Dziś, w związku z wojną, nie tylko stoimy w obliczu długotrwałego wzrostu cen paliw, zagrożenia dostaw energii elektrycznej, dramatycznego wzrostu kosztów produkcji żywności, ale i groźnych niedoborów pszenicy. Ukraina zaopatrywała 11 % światowego rynku zbóż i 55% rynku oleju słonecznikowego. Co dziesiąty bochenek chleba był jak dotąd wypiekany z mąki z ukraińskiego ziarna. Co więcej, udział Rosji w światowym eksporcie pszenicy dochodził do 20 procent, więc nawet jeśli ich produkcja się nie skurczy, to zakup ich pszenicy (przynajmniej w Europie), będzie utrudniony. 

 

Krótko mówiąc, jedną z poważniejszych konsekwencji tej wojny będą wielkie i prawdopodobnie długotrwale problemy z produkcją i zaopatrzeniem świata w żywność. Wielu podejrzewa, że najmocniej uderzy to w Afrykę, gdzie już wcześniej zauważono, że zatroskani bywalcy europejskich kawiarni stanowią egzystencjalne zagrożenie dla afrykańskiej żywnościowej samowystarczalności.

 

Od lat śledzimy boje afrykańskich naukowców i polityków o pogodzenie afrykańskiego rolnictwa z nauką i przestawienie go na nowoczesność. Te kontakty dały o sobie znać w ostatnich dniach, ponieważ zaprzyjaźniony dziennikarz naukowy z Ugandy, który od lat przekonuje rządy swojego i sąsiednich krajów do pełnego zaakceptowania technologii GMO, napisał do nas, że jego pracujący od 17 lat na uniwersytecie w Charkowie siostrzeniec, wylądował  z ukraińską żoną i córką w Poznaniu.

 

Nasz wirtualny przyjaciel z Ugandy (i jego towarzysze walki o nowoczesne rolnictwo) zabiegali najpierw przez lata o ustawę o biobezpieczeństwie, która uwzględniałaby informacje nauki o bezpieczeństwie sprawdzonych roślin GMO, jak również zmieniłaby zasady wprowadzania nowych odmian roślin GMO. W kilku krajach afrykańskich udało się pozyskać dla tej sprawy ministrów rolnictwa i innych polityków włącznie z premierami. Kiedy wreszcie rząd Ugandy zatwierdził Ustawę o Biobezpieczeństwie, tamtejsi aktywiści, z pomocą europejskich mądrali, zaczęli przekonywać, że jeśli potrzebna jest ustawa o żywnościowym bezpieczeństwie, to mamy dowód, że żywność GMO jest niebezpieczna.

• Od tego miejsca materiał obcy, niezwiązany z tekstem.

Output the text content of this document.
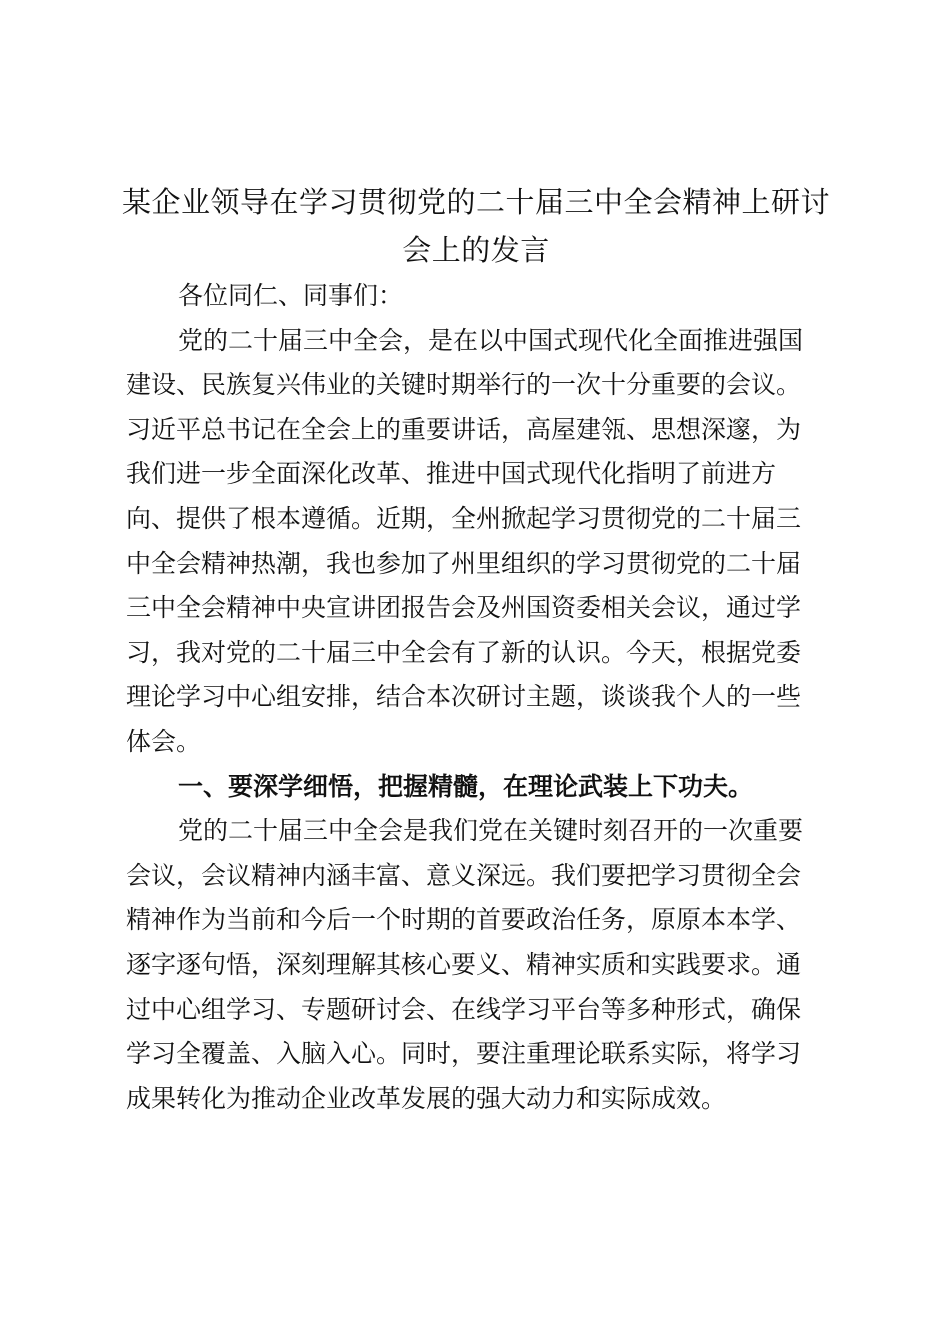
某企业领导在学习贯彻党的二十届三中全会精神上研讨
会上的发言
各位同仁、同事们：
党的二十届三中全会，是在以中国式现代化全面推进强国
建设、民族复兴伟业的关键时期举行的一次十分重要的会议。
习近平总书记在全会上的重要讲话，高屋建瓴、思想深邃，为
我们进一步全面深化改革、推进中国式现代化指明了前进方
向、提供了根本遵循。近期，全州掀起学习贯彻党的二十届三
中全会精神热潮，我也参加了州里组织的学习贯彻党的二十届
三中全会精神中央宣讲团报告会及州国资委相关会议，通过学
习，我对党的二十届三中全会有了新的认识。今天，根据党委
理论学习中心组安排，结合本次研讨主题，谈谈我个人的一些
体会。
一、要深学细悟，把握精髓，在理论武装上下功夫。
党的二十届三中全会是我们党在关键时刻召开的一次重要
会议，会议精神内涵丰富、意义深远。我们要把学习贯彻全会
精神作为当前和今后一个时期的首要政治任务，原原本本学、
逐字逐句悟，深刻理解其核心要义、精神实质和实践要求。通
过中心组学习、专题研讨会、在线学习平台等多种形式，确保
学习全覆盖、入脑入心。同时，要注重理论联系实际，将学习
成果转化为推动企业改革发展的强大动力和实际成效。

Jak pisał w 2019 roku nasz przyjaciel:

To rozdmuchiwane zatroskanie o bezpieczeństwo utrzymuje się, mimo zapewnień naukowców i instytucji naukowych na całym świecie, iż znajdująca się na rynku  żywność GMO jest całkowicie bezpieczna zarówno dla ludzi, jak i dla zwierząt. Równocześnie areał upraw GMO systematycznie wzrasta. Jak informuje raport za rok 2017 International Service for the Acquisition of Agri-biotech Applications (ISAAA) rośliny GMO są uprawiane globalnie na 190 milionach hektarów. […] Obłąkani aktywiści sieją strach, żeby nie pozwolić rolnikom na uprawianie bezpiecznych roślin, blokując ich wprowadzenie przez żądania absurdalnie rygorystycznych testów i prób. Tymczasem biochemia pozwala na tworzenie odmian mniej toksycznych, wymagających mniej oprysków, dających znacząco większe plony.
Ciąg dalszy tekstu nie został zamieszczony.